SSH – How Remote Command Line Arguments Get Parsed

bashprocessquotingshellssh

I've seen the questions and answers about needing to double-escape the arguments to remote ssh commands. My question is: Exactly where and when does the second parsing get done?

If I run the following:

$ ssh otherhost pstree -a -p

I see the following in the output:

  |-sshd,3736
  |   `-sshd,1102
  |       `-sshd,1109
  |           `-pstree,1112 -a -p

The parent process for the remote command (pstree) is sshd, there doesn't appear to be any shell there that would be parsing the command line arguments to the remote command, so it doesn't seem as if double quoting or escaping would be necessary (but it definitely is). If instead I ssh there first and get a login shell, and then run pstree -a -p I see the following in the output:

  ├─sshd,3736
  │   └─sshd,3733
  │       └─sshd,3735
  │           └─bash,3737
  │               └─pstree,4130 -a -p

So clearly there's a bash shell there that would do command line parsing in that case. But the case where I use a remote command directly, there doesn't seem to be a shell, so why is double quoting necessary?

Best Answer

There is always a remote shell.
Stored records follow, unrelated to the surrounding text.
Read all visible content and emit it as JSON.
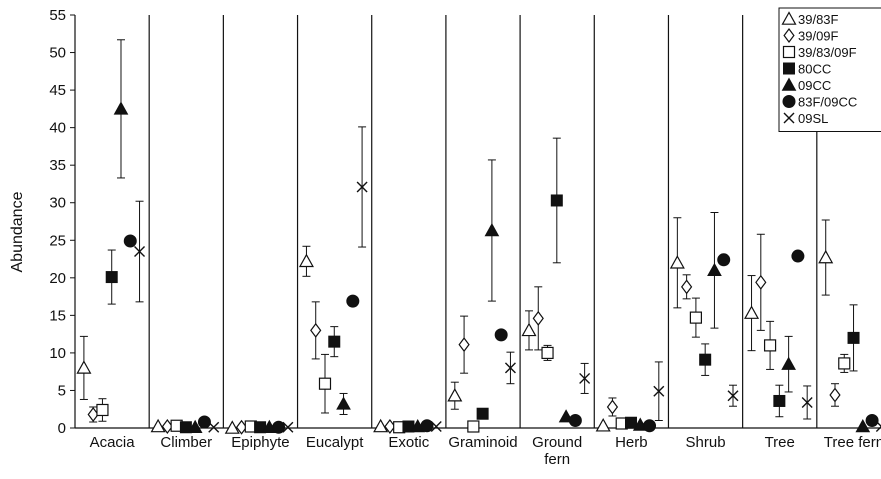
{
  "chart_data": {
    "type": "scatter",
    "ylabel": "Abundance",
    "xlabel": "",
    "ylim": [
      0,
      55
    ],
    "yticks": [
      0,
      5,
      10,
      15,
      20,
      25,
      30,
      35,
      40,
      45,
      50,
      55
    ],
    "grid": false,
    "legend_position": "top-right",
    "error_bars": true,
    "categories": [
      {
        "lines": [
          "Acacia"
        ]
      },
      {
        "lines": [
          "Climber"
        ]
      },
      {
        "lines": [
          "Epiphyte"
        ]
      },
      {
        "lines": [
          "Eucalypt"
        ]
      },
      {
        "lines": [
          "Exotic"
        ]
      },
      {
        "lines": [
          "Graminoid"
        ]
      },
      {
        "lines": [
          "Ground",
          "fern"
        ]
      },
      {
        "lines": [
          "Herb"
        ]
      },
      {
        "lines": [
          "Shrub"
        ]
      },
      {
        "lines": [
          "Tree"
        ]
      },
      {
        "lines": [
          "Tree fern"
        ]
      }
    ],
    "series": [
      {
        "name": "39/83F",
        "marker": "triangle-open",
        "values": [
          8,
          0.2,
          0,
          22.2,
          0.2,
          4.3,
          13,
          0.3,
          22,
          15.3,
          22.7
        ],
        "errors": [
          4.2,
          0,
          0,
          2,
          0,
          1.8,
          2.6,
          0,
          6,
          5,
          5
        ]
      },
      {
        "name": "39/09F",
        "marker": "diamond-open",
        "values": [
          1.8,
          0.2,
          0.1,
          13,
          0.2,
          11.1,
          14.6,
          2.8,
          18.8,
          19.4,
          4.4
        ],
        "errors": [
          1,
          0,
          0,
          3.8,
          0,
          3.8,
          4.2,
          1.2,
          1.6,
          6.4,
          1.5
        ]
      },
      {
        "name": "39/83/09F",
        "marker": "square-open",
        "values": [
          2.4,
          0.3,
          0.2,
          5.9,
          0.1,
          0.2,
          10,
          0.6,
          14.7,
          11,
          8.6
        ],
        "errors": [
          1.5,
          0,
          0,
          3.9,
          0,
          0,
          1,
          0,
          2.6,
          3.2,
          1.2
        ]
      },
      {
        "name": "80CC",
        "marker": "square-filled",
        "values": [
          20.1,
          0.1,
          0.1,
          11.5,
          0.2,
          1.9,
          30.3,
          0.7,
          9.1,
          3.6,
          12
        ],
        "errors": [
          3.6,
          0,
          0,
          2,
          0,
          0.5,
          8.3,
          0,
          2.1,
          2.1,
          4.4
        ]
      },
      {
        "name": "09CC",
        "marker": "triangle-filled",
        "values": [
          42.5,
          0.1,
          0.1,
          3.2,
          0.2,
          26.3,
          1.5,
          0.4,
          21,
          8.5,
          0.2
        ],
        "errors": [
          9.2,
          0,
          0,
          1.4,
          0,
          9.4,
          0,
          0,
          7.7,
          3.7,
          0
        ]
      },
      {
        "name": "83F/09CC",
        "marker": "circle-filled",
        "values": [
          24.9,
          0.8,
          0.1,
          16.9,
          0.3,
          12.4,
          1,
          0.3,
          22.4,
          22.9,
          1
        ]
      },
      {
        "name": "09SL",
        "marker": "x",
        "values": [
          23.5,
          0.1,
          0.1,
          32.1,
          0.2,
          8,
          6.6,
          4.9,
          4.3,
          3.4,
          0.2
        ],
        "errors": [
          6.7,
          0,
          0,
          8,
          0,
          2.1,
          2,
          3.9,
          1.4,
          2.2,
          0
        ]
      }
    ]
  }
}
In the SSH protocol, the client sends the server a string to execute. The SSH command line client takes its command line arguments and concatenates them with a space between the arguments. The server takes that string, runs the user's login shell and passes it that string. (More precisely: the server runs the program that is registered as the user's shell in the user database, passing it two command line arguments: -c and the string sent by the client. The shell is not invoked as a login shell: the server does not set the zeroth argument to a string beginning with -.)
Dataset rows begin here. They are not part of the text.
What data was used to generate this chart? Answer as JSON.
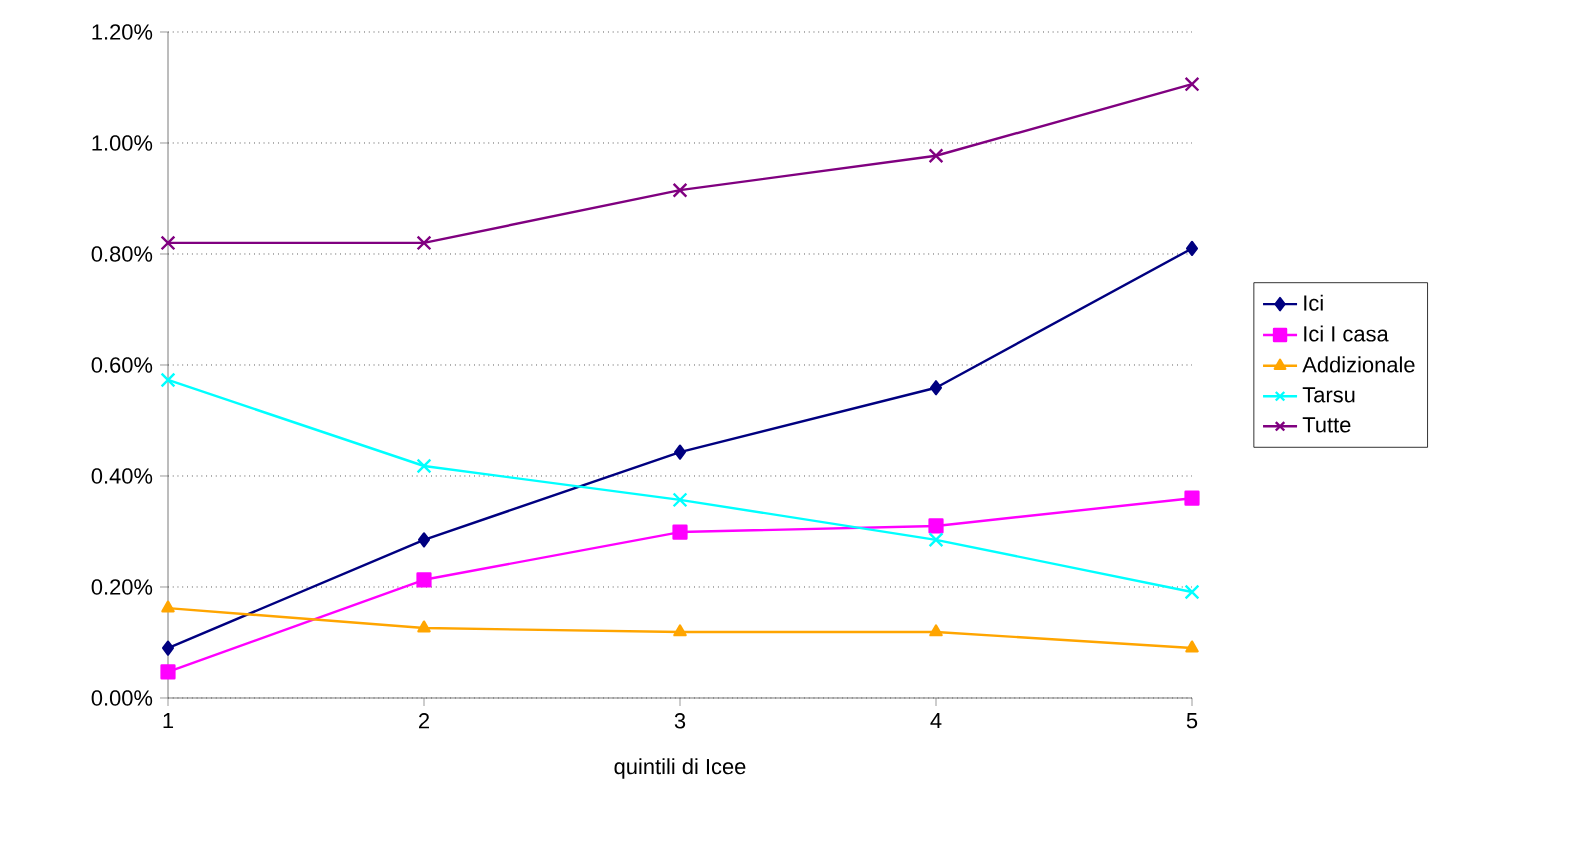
{
  "chart_data": {
    "type": "line",
    "xlabel": "quintili di Icee",
    "x": [
      1,
      2,
      3,
      4,
      5
    ],
    "xlim": [
      1,
      5
    ],
    "xticks": [
      1,
      2,
      3,
      4,
      5
    ],
    "ylim": [
      0,
      1.2
    ],
    "yticks": [
      {
        "value": 0,
        "label": "0.00%"
      },
      {
        "value": 0.2,
        "label": "0.20%"
      },
      {
        "value": 0.4,
        "label": "0.40%"
      },
      {
        "value": 0.6,
        "label": "0.60%"
      },
      {
        "value": 0.8,
        "label": "0.80%"
      },
      {
        "value": 1.0,
        "label": "1.00%"
      },
      {
        "value": 1.2,
        "label": "1.20%"
      }
    ],
    "grid": "y",
    "legend": "right",
    "line_style": "solid",
    "series": [
      {
        "name": "Ici",
        "color": "#000080",
        "marker": "diamond",
        "values": [
          0.09,
          0.285,
          0.443,
          0.559,
          0.81
        ]
      },
      {
        "name": "Ici I casa",
        "color": "#ff00ff",
        "marker": "square",
        "values": [
          0.047,
          0.213,
          0.299,
          0.31,
          0.36
        ]
      },
      {
        "name": "Addizionale",
        "color": "#ffa500",
        "marker": "triangle",
        "values": [
          0.162,
          0.126,
          0.119,
          0.119,
          0.09
        ]
      },
      {
        "name": "Tarsu",
        "color": "#00ffff",
        "marker": "cross",
        "values": [
          0.573,
          0.418,
          0.357,
          0.285,
          0.191
        ]
      },
      {
        "name": "Tutte",
        "color": "#800080",
        "marker": "cross",
        "values": [
          0.82,
          0.82,
          0.915,
          0.977,
          1.106
        ]
      }
    ]
  }
}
It is impossible to bypass the remote shell. The protocol doesn't have anything like sending an array of strings that could be parsed as an argv array on the server. And the SSH server will not bypass the remote shell because that could be a security restriction: using a restricted program as the user's shell is a way to provide a restricted account that is only allowed to run certain commands (e.g. an rsync-only account or a git-only account).

You may not see the shell in pstree because it may be already gone. Many shells have an optimization where if they detect that they are about to do “run this external command, wait for it to complete, and exit with the command's status”, then the shell runs “execve of this external command” instead. This is what's happening in your first example. Contrast the following three commands:

ssh otherhost pstree -a -p
ssh otherhost 'pstree -a -p'
ssh otherhost 'pstree -a -p; true'

The first two are identical: the client sends exactly the same data to the server. The third one sends a shell command which defeats the shell's exec optimization.